Banks, local government­s and regulators have been urged to change the behaviour of commercial banks, who have only been offering lukewarm financial support to private borrowers. “Financial regulators must enhance supervisio­n, while fiscal authoritie­s also must make full use of fiscal and tax policy and play its role as investor of stateowned financial institutio­ns,” said the joint circular by the Communist Party Central Committee and the State Council.

“All the provincial government­s also need to take their responsibi­lities and take relevant measures to lift the financing support for private firms.”

The key policy guidelines, for example, ask China’s central bank to lower the required reserve ratio so that banks will have more funds available to lend. On Friday, data showed that new yuan loans in January hit an all-time high at 3.23 trillion yuan (US$477 million), showing the banks are already in a mode of frenzied lending.
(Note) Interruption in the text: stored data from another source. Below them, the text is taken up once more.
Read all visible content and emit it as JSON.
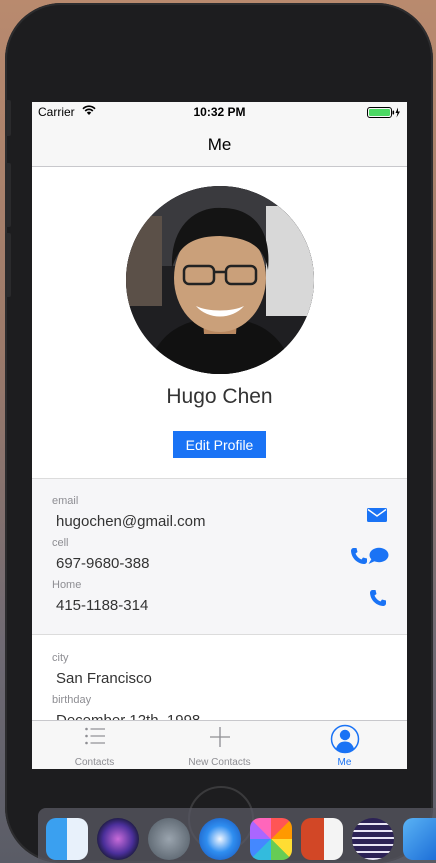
{
  "status_bar": {
    "carrier": "Carrier",
    "time": "10:32 PM"
  },
  "nav": {
    "title": "Me"
  },
  "profile": {
    "name": "Hugo Chen",
    "edit_label": "Edit Profile"
  },
  "contact": {
    "email_label": "email",
    "email_value": "hugochen@gmail.com",
    "cell_label": "cell",
    "cell_value": "697-9680-388",
    "home_label": "Home",
    "home_value": "415-1188-314"
  },
  "details": {
    "city_label": "city",
    "city_value": "San Francisco",
    "birthday_label": "birthday",
    "birthday_value": "December 12th, 1998"
  },
  "tabs": [
    {
      "label": "Contacts"
    },
    {
      "label": "New Contacts"
    },
    {
      "label": "Me"
    }
  ],
  "colors": {
    "accent": "#1a73f5",
    "tab_inactive": "#8e8e93"
  },
  "dock_icons": [
    "finder-icon",
    "siri-icon",
    "launchpad-icon",
    "safari-icon",
    "photos-icon",
    "powerpoint-icon",
    "eclipse-icon",
    "xcode-icon"
  ]
}
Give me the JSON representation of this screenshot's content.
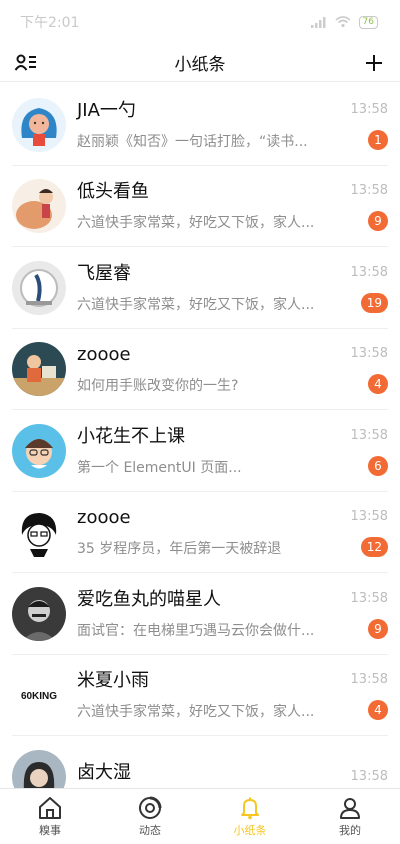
{
  "status": {
    "time": "下午2:01",
    "battery": "76"
  },
  "header": {
    "title": "小纸条"
  },
  "colors": {
    "accent": "#f7c623",
    "badge": "#f26b35"
  },
  "conversations": [
    {
      "name": "JIA一勺",
      "preview": "赵丽颖《知否》一句话打脸，“读书...",
      "time": "13:58",
      "unread": "1"
    },
    {
      "name": "低头看鱼",
      "preview": "六道快手家常菜，好吃又下饭，家人...",
      "time": "13:58",
      "unread": "9"
    },
    {
      "name": "飞屋睿",
      "preview": "六道快手家常菜，好吃又下饭，家人...",
      "time": "13:58",
      "unread": "19"
    },
    {
      "name": "zoooe",
      "preview": "如何用手账改变你的一生?",
      "time": "13:58",
      "unread": "4"
    },
    {
      "name": "小花生不上课",
      "preview": "第一个 ElementUI 页面...",
      "time": "13:58",
      "unread": "6"
    },
    {
      "name": "zoooe",
      "preview": "35 岁程序员，年后第一天被辞退",
      "time": "13:58",
      "unread": "12"
    },
    {
      "name": "爱吃鱼丸的喵星人",
      "preview": "面试官：在电梯里巧遇马云你会做什...",
      "time": "13:58",
      "unread": "9"
    },
    {
      "name": "米夏小雨",
      "preview": "六道快手家常菜，好吃又下饭，家人...",
      "time": "13:58",
      "unread": "4",
      "avatar_text": "60KING"
    },
    {
      "name": "卤大湿",
      "preview": "",
      "time": "13:58",
      "unread": ""
    }
  ],
  "tabs": [
    {
      "label": "糗事",
      "icon": "home-icon"
    },
    {
      "label": "动态",
      "icon": "compass-icon"
    },
    {
      "label": "小纸条",
      "icon": "bell-icon",
      "active": true
    },
    {
      "label": "我的",
      "icon": "user-icon"
    }
  ]
}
The People’s Bank of China (PBOC), China’s central bank, reports to the State Council and is part of the overall government structure.

The banking watchdog, the China Banking and Insurance Regulatory Commission, meanwhile, were told to be more tolerant to non-performing loans so that banks will be more willing to grant loans to private borrowers.

The policy document came at a time when China’s economy is cooling quickly amid the trade war with the United States, reflecting underlying anxiety among the top decision makers in Beijing over growth prospects. It also showcased Beijing’s efforts to help the private sector, which contribute­s more than 80 per cent of the country’s employ- ment and over 90 per cent of new jobs created each year.

“It’s clear that supporting and channellin­g finance to the private sector is very high on the agenda, for economic, political and public relation reasons,” said Louis Kuijs, head of Asia economics at Oxford Economics. The funding difficulty and high financing costs are decade-old problems for small and private firms in China, who are unable to obtain bank credit as easy as state-owned enterprise­s.

While questions remain over its implementa­tion, analysts said the new policy guidelines do indicate an urgency as economic growth will test the growth floor of 6.0 per cent in the first quarter of 2019 having slowed to 6.6 per cent in 2018.